In the early 80s when members arrived and departed like peak hour trains, the band’s key instruments were a variety of horns and improvised percussion, the highlight being a giant gas cylinder, which would be clanged repeatedly with a stick. John Archer’s bass pulsed in a deep groove and propelled the songs along like careering train carriages, while head honch Mark Seymour’s guitar sliced chords and riffs thin and sharp. The band were inspired by Krautrock – Jaws of Life was produced by German Conny Plank who had worked with Neu, Devo and Eno amongst many others – but they were far more brutally Australian and industrial.

Jaws of Life is a record of desperate passions with Seymour pleading for love, and seeking consolation in booze before heading out again onto the bitumen ribbon in a juggernaut 42-wheeler aiming for the deep interior. (The album opens with the bullying sound of a truck being fired up.) It’s almost a concept record; the soundscape of a drive over the West Gate Bridge towards the refineries and container docks and far beyond. Always sweat, heavy lifting, beer, and the cleansing offered by the temporary deliverance of sex and the support of a woman to wipe the steaming brow and carry home the hopeless barfly. “Shovel me up when I’m sinking to this tear-stained floor”.

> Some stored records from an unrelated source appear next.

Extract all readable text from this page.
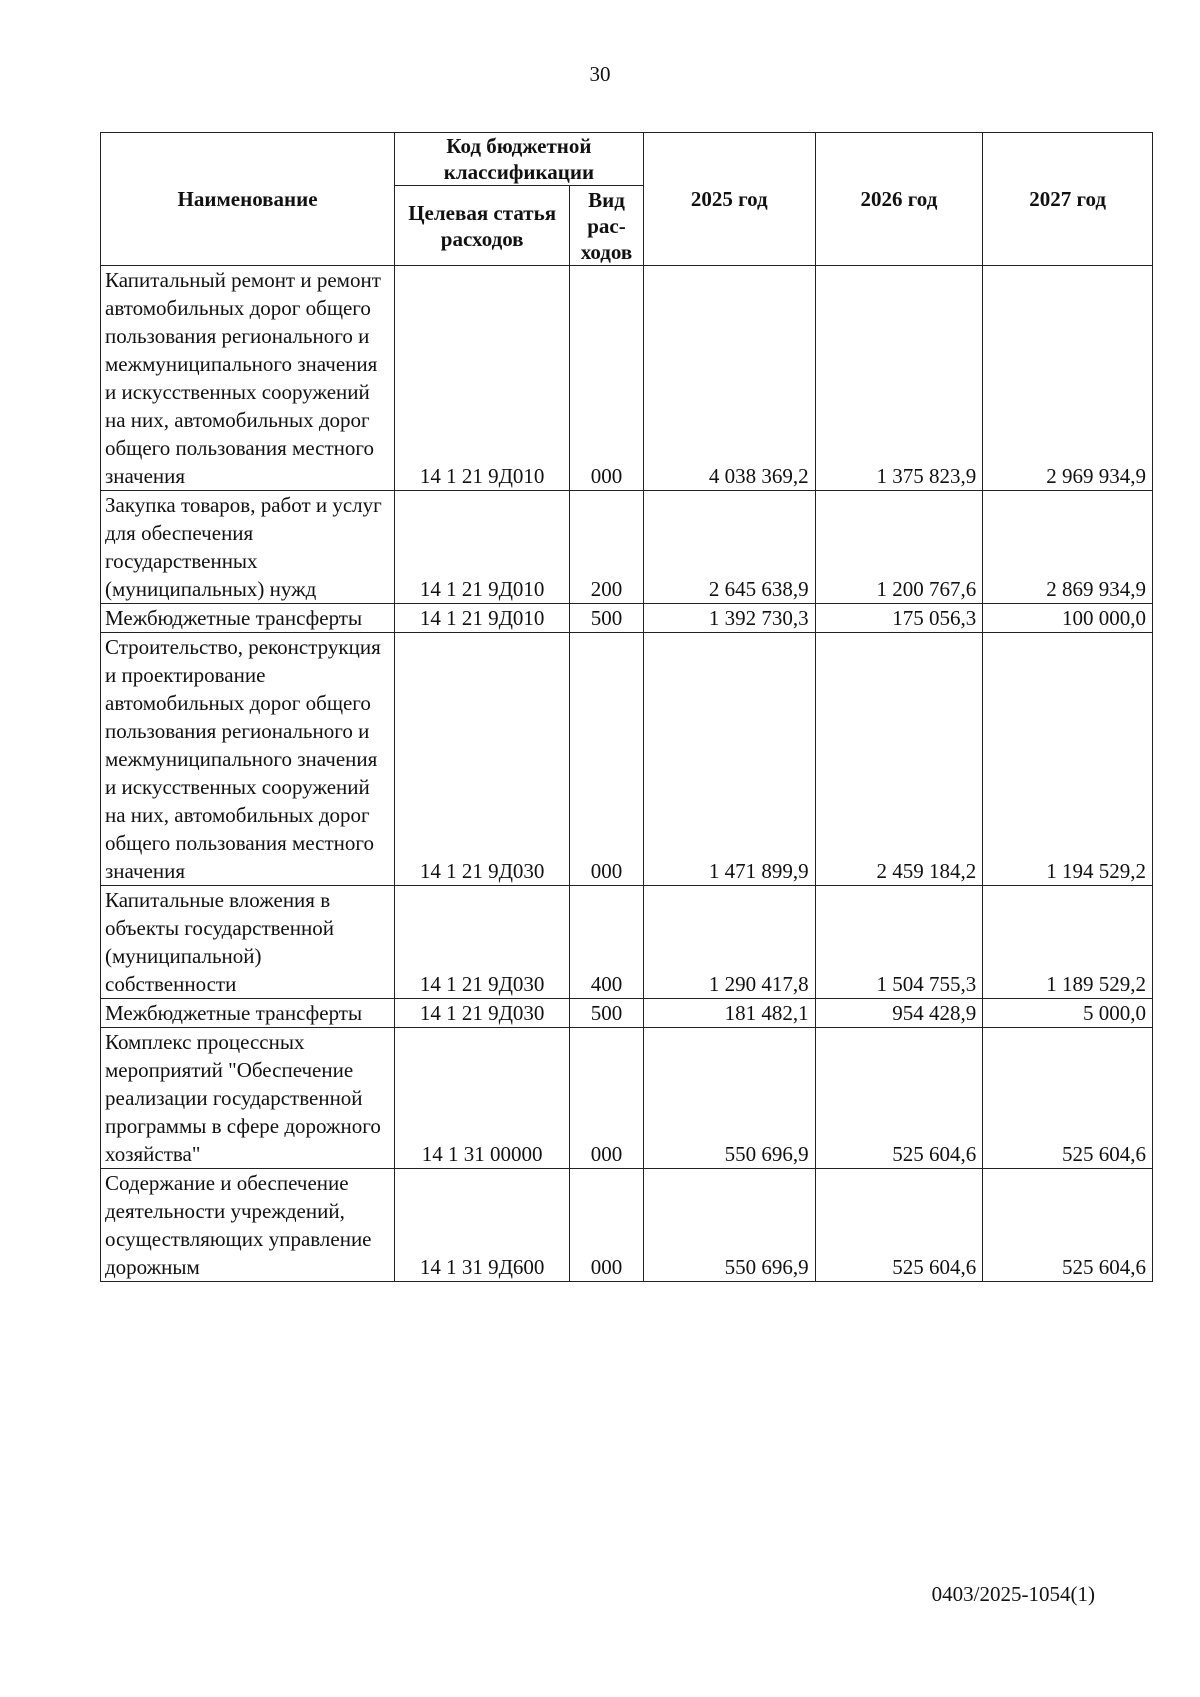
30
Наименование	Код бюджетной классификации		2025 год	2026 год	2027 год
	Целевая статья расходов	Вид рас- ходов			
Капитальный ремонт и ремонт автомобильных дорог общего пользования регионального и межмуниципального значения и искусственных сооружений на них, автомобильных дорог общего пользования местного значения	14 1 21 9Д010	000	4 038 369,2	1 375 823,9	2 969 934,9
Закупка товаров, работ и услуг для обеспечения государственных (муниципальных) нужд	14 1 21 9Д010	200	2 645 638,9	1 200 767,6	2 869 934,9
Межбюджетные трансферты	14 1 21 9Д010	500	1 392 730,3	175 056,3	100 000,0
Строительство, реконструкция и проектирование автомобильных дорог общего пользования регионального и межмуниципального значения и искусственных сооружений на них, автомобильных дорог общего пользования местного значения	14 1 21 9Д030	000	1 471 899,9	2 459 184,2	1 194 529,2
Капитальные вложения в объекты государственной (муниципальной) собственности	14 1 21 9Д030	400	1 290 417,8	1 504 755,3	1 189 529,2
Межбюджетные трансферты	14 1 21 9Д030	500	181 482,1	954 428,9	5 000,0
Комплекс процессных мероприятий "Обеспечение реализации государственной программы в сфере дорожного хозяйства"	14 1 31 00000	000	550 696,9	525 604,6	525 604,6
Содержание и обеспечение деятельности учреждений, осуществляющих управление дорожным	14 1 31 9Д600	000	550 696,9	525 604,6	525 604,6
0403/2025-1054(1)
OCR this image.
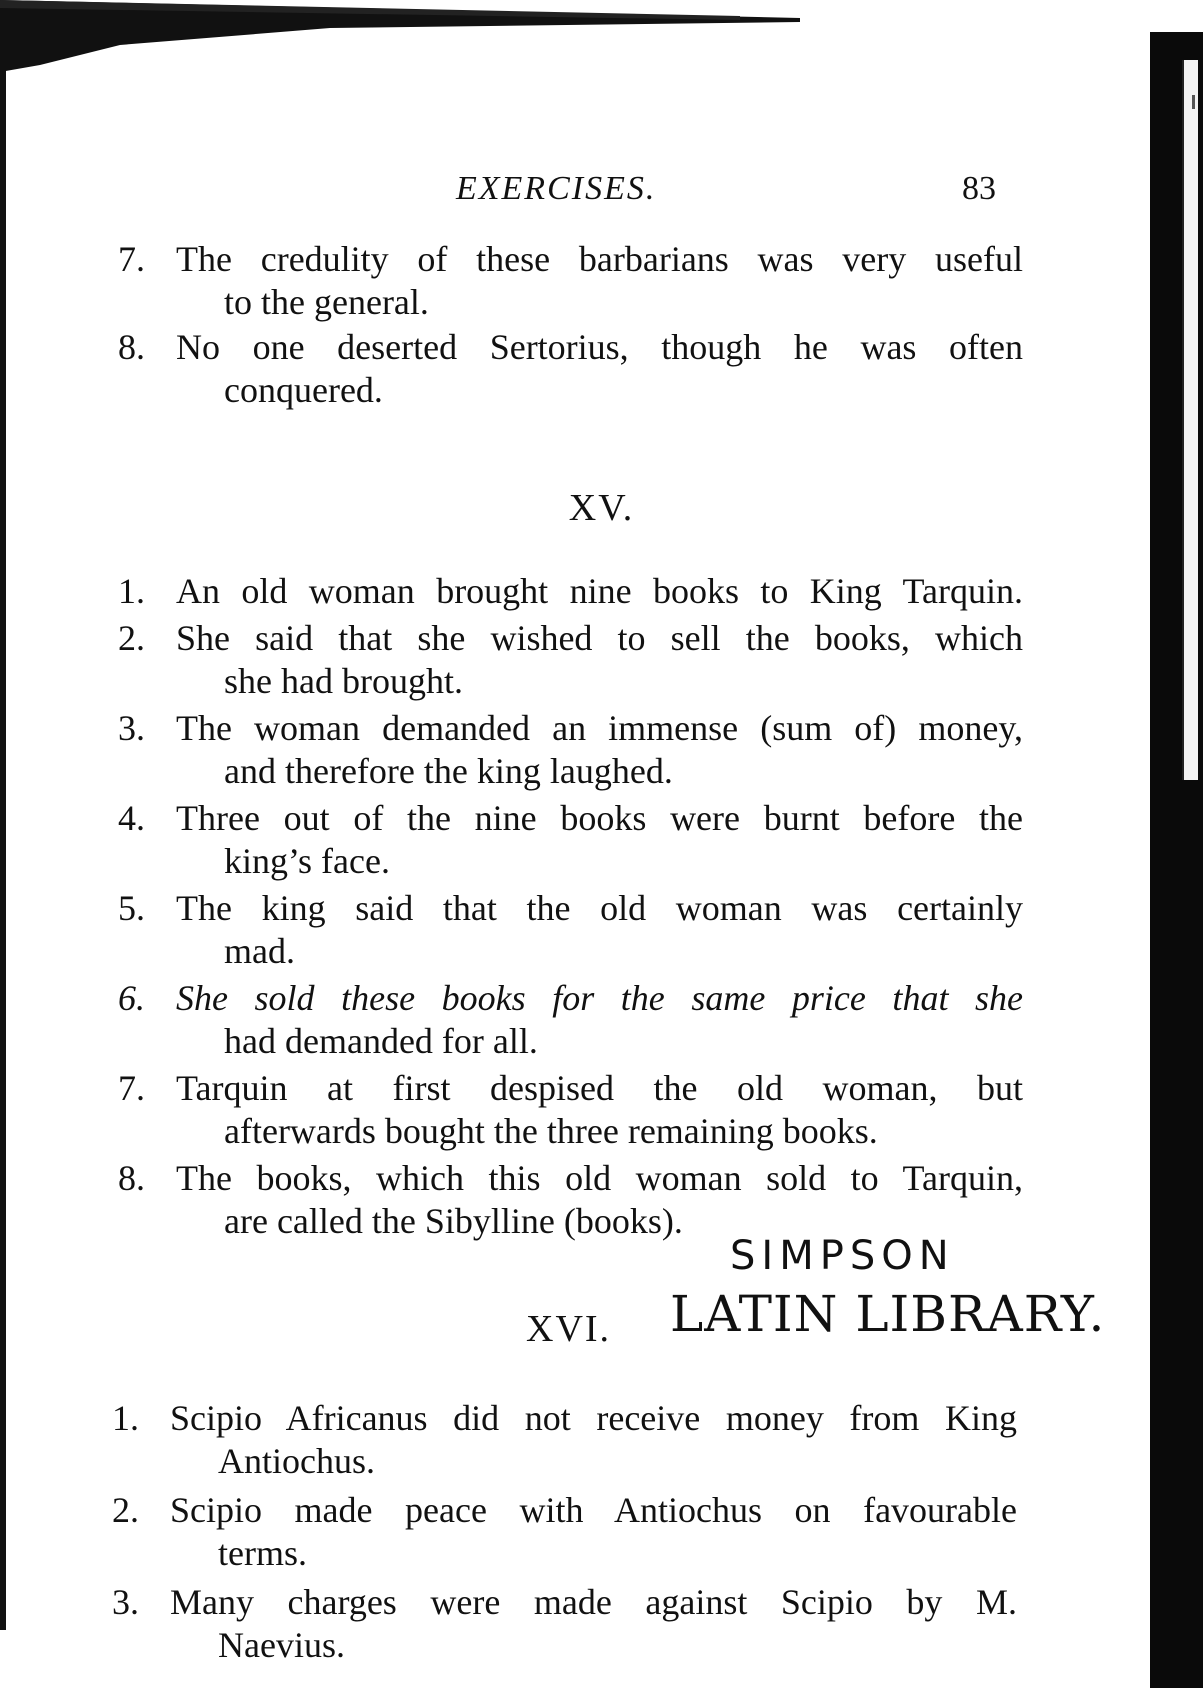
EXERCISES.	83

7. The credulity of these barbarians was very useful
to the general.

8. No one deserted Sertorius, though he was often
conquered.

XV.

1. An old woman brought nine books to King Tarquin.

2. She said that she wished to sell the books, which
she had brought.

3. The woman demanded an immense (sum of) money,
and therefore the king laughed.

4. Three out of the nine books were burnt before the
king’s face.

5. The king said that the old woman was certainly
mad.

6. She sold these books for the same price that she
had demanded for all.

7. Tarquin at first despised the old woman, but
afterwards bought the three remaining books.

8. The books, which this old woman sold to Tarquin,
are called the Sibylline (books).

SIMPSON
LATIN LIBRARY.
XVI.

1. Scipio Africanus did not receive money from King
Antiochus.

2. Scipio made peace with Antiochus on favourable
terms.

3. Many charges were made against Scipio by M.
Naevius.
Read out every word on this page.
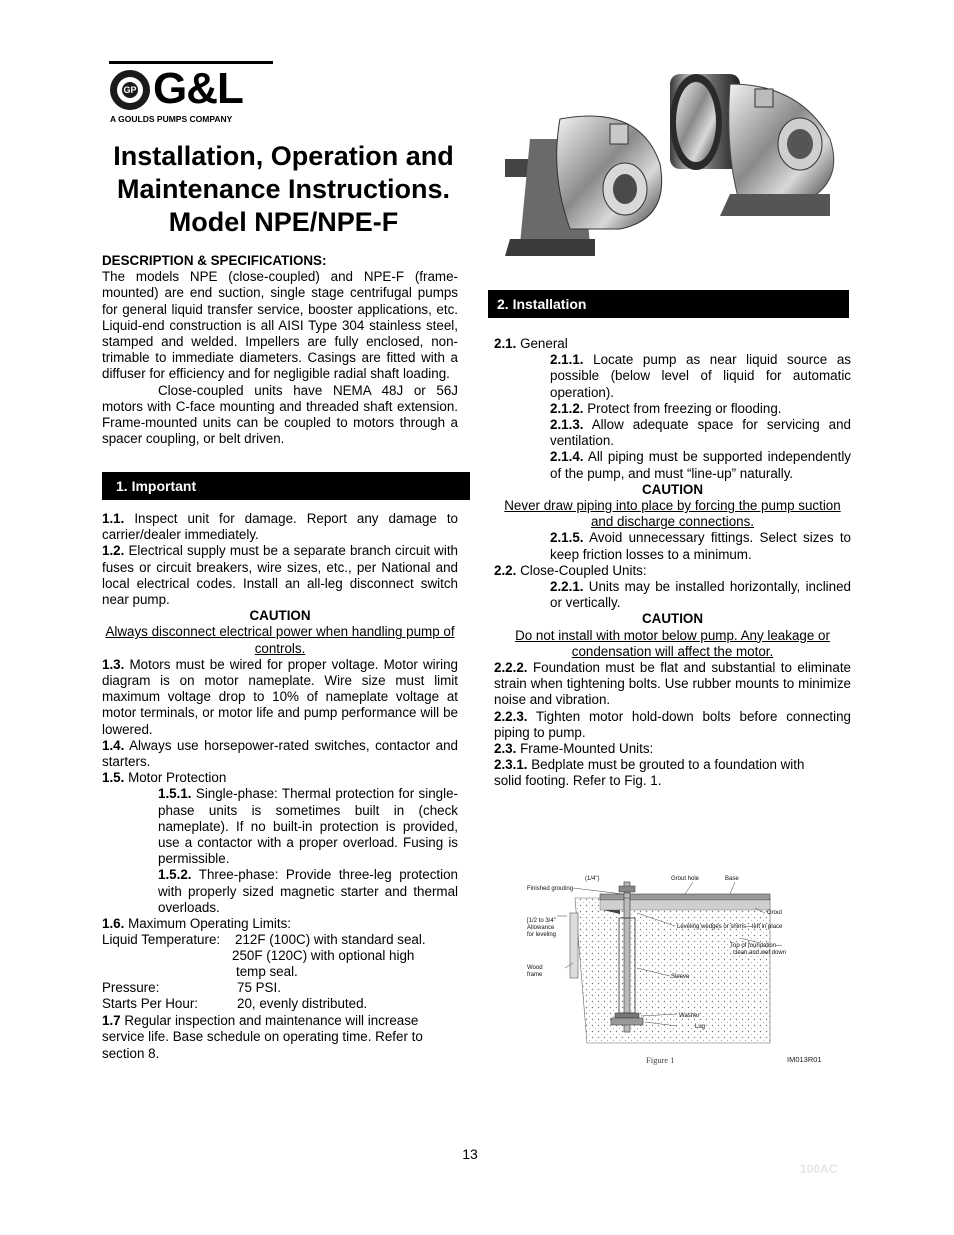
GP G&L
A GOULDS PUMPS COMPANY
Installation, Operation and
Maintenance Instructions.
Model NPE/NPE-F
DESCRIPTION & SPECIFICATIONS:
The models NPE (close-coupled) and NPE-F (frame-mounted) are end suction, single stage centrifugal pumps for general liquid transfer service, booster applications, etc. Liquid-end construction is all AISI Type 304 stainless steel, stamped and welded. Impellers are fully enclosed, non-trimable to immediate diameters. Casings are fitted with a diffuser for efficiency and for negligible radial shaft loading.
Close-coupled units have NEMA 48J or 56J motors with C-face mounting and threaded shaft extension. Frame-mounted units can be coupled to motors through a spacer coupling, or belt driven.
1. Important
1.1. Inspect unit for damage. Report any damage to carrier/dealer immediately.
1.2. Electrical supply must be a separate branch circuit with fuses or circuit breakers, wire sizes, etc., per National and local electrical codes. Install an all-leg disconnect switch near pump.
CAUTION
Always disconnect electrical power when handling pump of controls.
1.3. Motors must be wired for proper voltage. Motor wiring diagram is on motor nameplate. Wire size must limit maximum voltage drop to 10% of nameplate voltage at motor terminals, or motor life and pump performance will be lowered.
1.4. Always use horsepower-rated switches, contactor and starters.
1.5. Motor Protection
1.5.1. Single-phase: Thermal protection for single-phase units is sometimes built in (check nameplate). If no built-in protection is provided, use a contactor with a proper overload. Fusing is permissible.
1.5.2. Three-phase: Provide three-leg protection with properly sized magnetic starter and thermal overloads.
1.6. Maximum Operating Limits:
Liquid Temperature: 212F (100C) with standard seal.
250F (120C) with optional high
temp seal.
Pressure:	75 PSI.
Starts Per Hour:	20, evenly distributed.
1.7 Regular inspection and maintenance will increase service life. Base schedule on operating time. Refer to section 8.
2. Installation
2.1. General
2.1.1. Locate pump as near liquid source as possible (below level of liquid for automatic operation).
2.1.2. Protect from freezing or flooding.
2.1.3. Allow adequate space for servicing and ventilation.
2.1.4. All piping must be supported independently of the pump, and must “line-up” naturally.
CAUTION
Never draw piping into place by forcing the pump suction and discharge connections.
2.1.5. Avoid unnecessary fittings. Select sizes to keep friction losses to a minimum.
2.2. Close-Coupled Units:
2.2.1. Units may be installed horizontally, inclined or vertically.
CAUTION
Do not install with motor below pump. Any leakage or condensation will affect the motor.
2.2.2. Foundation must be flat and substantial to eliminate strain when tightening bolts. Use rubber mounts to minimize noise and vibration.
2.2.3. Tighten motor hold-down bolts before connecting piping to pump.
2.3. Frame-Mounted Units:
2.3.1. Bedplate must be grouted to a foundation with solid footing. Refer to Fig. 1.
(1/4")	Grout hole	Base
Finished grouting
Grout
[1/2 to 3/4"
Allowance
for leveling
Leveling wedges or shims—left in place
Top of foundation—
clean and wet down
Wood
frame	Sleeve
Washer
Lug
Figure 1	IM013R01
13
100AC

All this existential desperation and the confusing signals and imperatives of masculinity are clear in the songs, even though Seymour’s lyrics are often allusive and open to a deeper interpretation. It makes for a taut and emotionally explosive tour de force of an album. And one which is feverishly, almost perversely funky.

When Jaws of Life was released, Hunters were the kings of the St Kilda scene. This at a time when the Crystal Ballroom and the now-demolished Venue were the country’s primo musical hot spots. Seymour often wore a singlet (now crudely known as the wife-beater) with a giant V for Victoria on the front. He would wrench at it in desperation, then hold his hands aloft like a charismatic preacher begging for salvation. And in the crowd we would feel those prayers come true.